After a lost decade in the stock markets (you can read more about it here), we have reached a most unlikely anomaly in long-term investing: As of the end of October, over the past 30 years, returns on long-term Treasury bonds have outpaced returns from equities. How unlikely is that? We hadn't seen such a 30-year period since before the Civil War, with a stretch that ended in 1861.

In the most recent 30-year period, the S&P 500 has gained an average of 10.8 percent on an annual basis. But long-term government bonds have gained an average of 11.5 percent over the same period, according to a study conducted by Bianco Research in Chicago.

Those same trends have remained strongly in force this year, although at a lower level. Bond investments have returned 6.25 percent this year through the end of October, while the S&P 500 is up 2.18 percent.

Wednesday, November 2, 2011

Investors Are Returning

Despite the disastrous third quarter in the markets, we're seeing signs of renewed optimism among investors. In September, for instance, for the first time in three months, more money flowed into mutual funds than came out of them. The biggest winner: Taxable bond funds, which took in $3.5 billion for the month.

At the same time, though, reversals in the markets kept total mutual fund investments down. By the end of September, the total amount of assets in U.S. mutual funds was at a yearly low of just $7.4 trillion. ETFs showed a similar pattern: Asset flows into them were positive in September, but they still fell to a yearly low total investment of $956 billion. That was the first time all year they had dropped below $1 trillion.
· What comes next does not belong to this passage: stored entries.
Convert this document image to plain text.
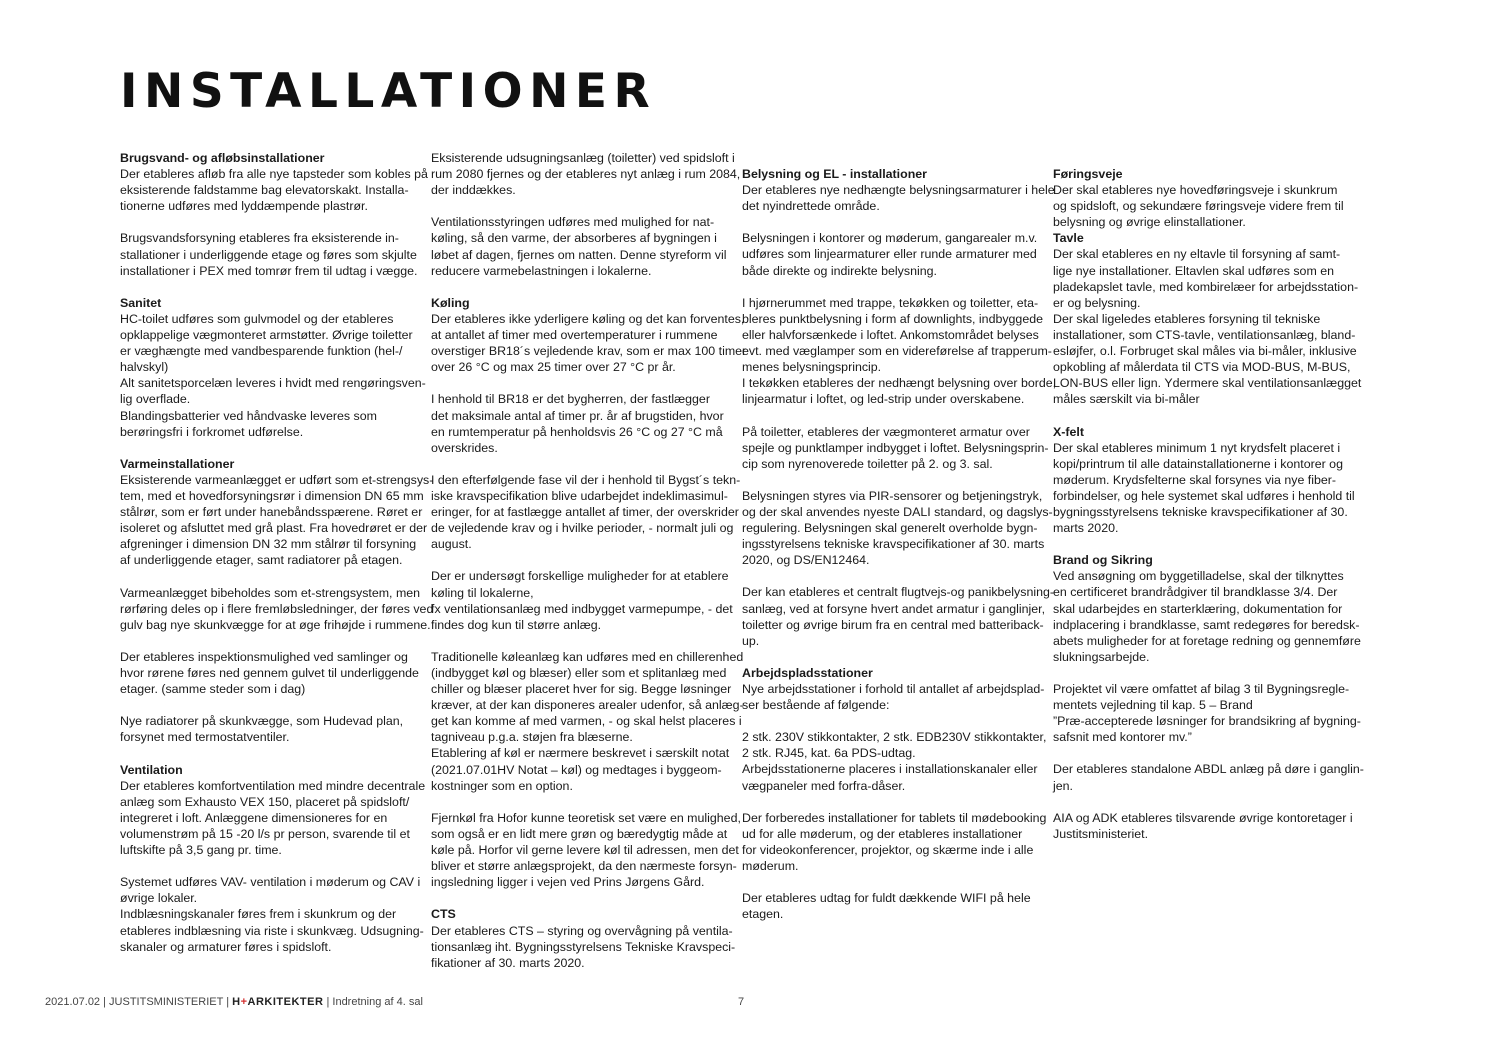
INSTALLATIONER
Brugsvand- og afløbsinstallationer
Der etableres afløb fra alle nye tapsteder som kobles på
eksisterende faldstamme bag elevatorskakt. Installa-
tionerne udføres med lyddæmpende plastrør.
Brugsvandsforsyning etableres fra eksisterende in-
stallationer i underliggende etage og føres som skjulte
installationer i PEX med tomrør frem til udtag i vægge.
Sanitet
HC-toilet udføres som gulvmodel og der etableres
opklappelige vægmonteret armstøtter. Øvrige toiletter
er væghængte med vandbesparende funktion (hel-/
halvskyl)
Alt sanitetsporcelæn leveres i hvidt med rengøringsven-
lig overflade.
Blandingsbatterier ved håndvaske leveres som
berøringsfri i forkromet udførelse.
Varmeinstallationer
Eksisterende varmeanlægget er udført som et-strengsys-
tem, med et hovedforsyningsrør i dimension DN 65 mm
stålrør, som er ført under hanebåndsspærene. Røret er
isoleret og afsluttet med grå plast. Fra hovedrøret er der
afgreninger i dimension DN 32 mm stålrør til forsyning
af underliggende etager, samt radiatorer på etagen.
Varmeanlægget bibeholdes som et-strengsystem, men
rørføring deles op i flere fremløbsledninger, der føres ved
gulv bag nye skunkvægge for at øge frihøjde i rummene.
Der etableres inspektionsmulighed ved samlinger og
hvor rørene føres ned gennem gulvet til underliggende
etager. (samme steder som i dag)
Nye radiatorer på skunkvægge, som Hudevad plan,
forsynet med termostatventiler.
Ventilation
Der etableres komfortventilation med mindre decentrale
anlæg som Exhausto VEX 150, placeret på spidsloft/
integreret i loft. Anlæggene dimensioneres for en
volumenstrøm på 15 -20 l/s pr person, svarende til et
luftskifte på 3,5 gang pr. time.
Systemet udføres VAV- ventilation i møderum og CAV i
øvrige lokaler.
Indblæsningskanaler føres frem i skunkrum og der
etableres indblæsning via riste i skunkvæg. Udsugning-
skanaler og armaturer føres i spidsloft.
Eksisterende udsugningsanlæg (toiletter) ved spidsloft i
rum 2080 fjernes og der etableres nyt anlæg i rum 2084,
der inddækkes.
Ventilationsstyringen udføres med mulighed for nat-
køling, så den varme, der absorberes af bygningen i
løbet af dagen, fjernes om natten. Denne styreform vil
reducere varmebelastningen i lokalerne.
Køling
Der etableres ikke yderligere køling og det kan forventes,
at antallet af timer med overtemperaturer i rummene
overstiger BR18´s vejledende krav, som er max 100 timer
over 26 °C og max 25 timer over 27 °C pr år.
I henhold til BR18 er det bygherren, der fastlægger
det maksimale antal af timer pr. år af brugstiden, hvor
en rumtemperatur på henholdsvis 26 °C og 27 °C må
overskrides.
I den efterfølgende fase vil der i henhold til Bygst´s tekn-
iske kravspecifikation blive udarbejdet indeklimasimul-
eringer, for at fastlægge antallet af timer, der overskrider
de vejledende krav og i hvilke perioder, - normalt juli og
august.
Der er undersøgt forskellige muligheder for at etablere
køling til lokalerne,
fx ventilationsanlæg med indbygget varmepumpe, - det
findes dog kun til større anlæg.
Traditionelle køleanlæg kan udføres med en chillerenhed
(indbygget køl og blæser) eller som et splitanlæg med
chiller og blæser placeret hver for sig. Begge løsninger
kræver, at der kan disponeres arealer udenfor, så anlæg-
get kan komme af med varmen, - og skal helst placeres i
tagniveau p.g.a. støjen fra blæserne.
Etablering af køl er nærmere beskrevet i særskilt notat
(2021.07.01HV Notat – køl) og medtages i byggeom-
kostninger som en option.
Fjernkøl fra Hofor kunne teoretisk set være en mulighed,
som også er en lidt mere grøn og bæredygtig måde at
køle på. Horfor vil gerne levere køl til adressen, men det
bliver et større anlægsprojekt, da den nærmeste forsyn-
ingsledning ligger i vejen ved Prins Jørgens Gård.
CTS
Der etableres CTS – styring og overvågning på ventila-
tionsanlæg iht. Bygningsstyrelsens Tekniske Kravspeci-
fikationer af 30. marts 2020.
Belysning og EL - installationer
Der etableres nye nedhængte belysningsarmaturer i hele
det nyindrettede område.
Belysningen i kontorer og møderum, gangarealer m.v.
udføres som linjearmaturer eller runde armaturer med
både direkte og indirekte belysning.
I hjørnerummet med trappe, tekøkken og toiletter, eta-
bleres punktbelysning i form af downlights, indbyggede
eller halvforsænkede i loftet. Ankomstområdet belyses
evt. med væglamper som en videreførelse af trapperum-
menes belysningsprincip.
I tekøkken etableres der nedhængt belysning over borde,
linjearmatur i loftet, og led-strip under overskabene.
På toiletter, etableres der vægmonteret armatur over
spejle og punktlamper indbygget i loftet. Belysningsprin-
cip som nyrenoverede toiletter på 2. og 3. sal.
Belysningen styres via PIR-sensorer og betjeningstryk,
og der skal anvendes nyeste DALI standard, og dagslys-
regulering. Belysningen skal generelt overholde bygn-
ingsstyrelsens tekniske kravspecifikationer af 30. marts
2020, og DS/EN12464.
Der kan etableres et centralt flugtvejs-og panikbelysning-
sanlæg, ved at forsyne hvert andet armatur i ganglinjer,
toiletter og øvrige birum fra en central med batteriback-
up.
Arbejdspladsstationer
Nye arbejdsstationer i forhold til antallet af arbejdsplad-
ser bestående af følgende:
2 stk. 230V stikkontakter, 2 stk. EDB230V stikkontakter,
2 stk. RJ45, kat. 6a PDS-udtag.
Arbejdsstationerne placeres i installationskanaler eller
vægpaneler med forfra-dåser.
Der forberedes installationer for tablets til mødebooking
ud for alle møderum, og der etableres installationer
for videokonferencer, projektor, og skærme inde i alle
møderum.
Der etableres udtag for fuldt dækkende WIFI på hele
etagen.
Føringsveje
Der skal etableres nye hovedføringsveje i skunkrum
og spidsloft, og sekundære føringsveje videre frem til
belysning og øvrige elinstallationer.
Tavle
Der skal etableres en ny eltavle til forsyning af samt-
lige nye installationer. Eltavlen skal udføres som en
pladekapslet tavle, med kombirelæer for arbejdsstation-
er og belysning.
Der skal ligeledes etableres forsyning til tekniske
installationer, som CTS-tavle, ventilationsanlæg, bland-
esløjfer, o.l. Forbruget skal måles via bi-måler, inklusive
opkobling af målerdata til CTS via MOD-BUS, M-BUS,
LON-BUS eller lign. Ydermere skal ventilationsanlægget
måles særskilt via bi-måler
X-felt
Der skal etableres minimum 1 nyt krydsfelt placeret i
kopi/printrum til alle datainstallationerne i kontorer og
møderum. Krydsfelterne skal forsynes via nye fiber-
forbindelser, og hele systemet skal udføres i henhold til
bygningsstyrelsens tekniske kravspecifikationer af 30.
marts 2020.
Brand og Sikring
Ved ansøgning om byggetilladelse, skal der tilknyttes
en certificeret brandrådgiver til brandklasse 3/4. Der
skal udarbejdes en starterklæring, dokumentation for
indplacering i brandklasse, samt redegøres for beredsk-
abets muligheder for at foretage redning og gennemføre
slukningsarbejde.
Projektet vil være omfattet af bilag 3 til Bygningsregle-
mentets vejledning til kap. 5 – Brand
”Præ-accepterede løsninger for brandsikring af bygning-
safsnit med kontorer mv.”
Der etableres standalone ABDL anlæg på døre i ganglin-
jen.
AIA og ADK etableres tilsvarende øvrige kontoretager i
Justitsministeriet.
2021.07.02 | JUSTITSMINISTERIET | H+ARKITEKTER | Indretning af 4. sal	7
These are all figures for September, remember. That optimism on the part of fund investors was rewarded; the S&P 500 returned 11.8 percent in October, its strongest month since 2009.

Tuesday, November 1, 2011

Jon Corzine and the Volcker Rule

The bankruptcy of the investment bank MF Global, under the guidance of our former governor Jon Corzine, has highlighted the way the so-called Volcker Rule is supposed to protect our economy from the failure of "too big to fail" financial institutions. The Volcker Rule, which is scheduled to take effect next year, only affects institutions that are much larger than MF, but the principle is the same: Banks or financial firms that have government guarantees, or are so deeply entwined in the financial markets that their collapse threatens the entire system, should not be allowed to make such risky bets that could bring them down.

The collapse of MF resulted from unwisely betting $6.3 billion on European sovereign debt, when the firm itself had only $2.5 billion in capital. If a larger firm like Goldman Sachs had lost proportionally as much money as MF Global, and fell into bankruptcy, our financial system would be in great peril.

And the big investment banks often lose huge sums of money. As part of the research into implementing the Volcker Rule, the government looked at the proprietary-trading desks at six major investment banks. Over the 18 quarters studied, the desks turned a total profit of $15.6 billion in 13 of the 18 quarters. But in the remaining five quarters, the traders lost a total of $15.8 billion. As profitable as these investment banks usually are, when their trades go bad, they can go really bad, really fast.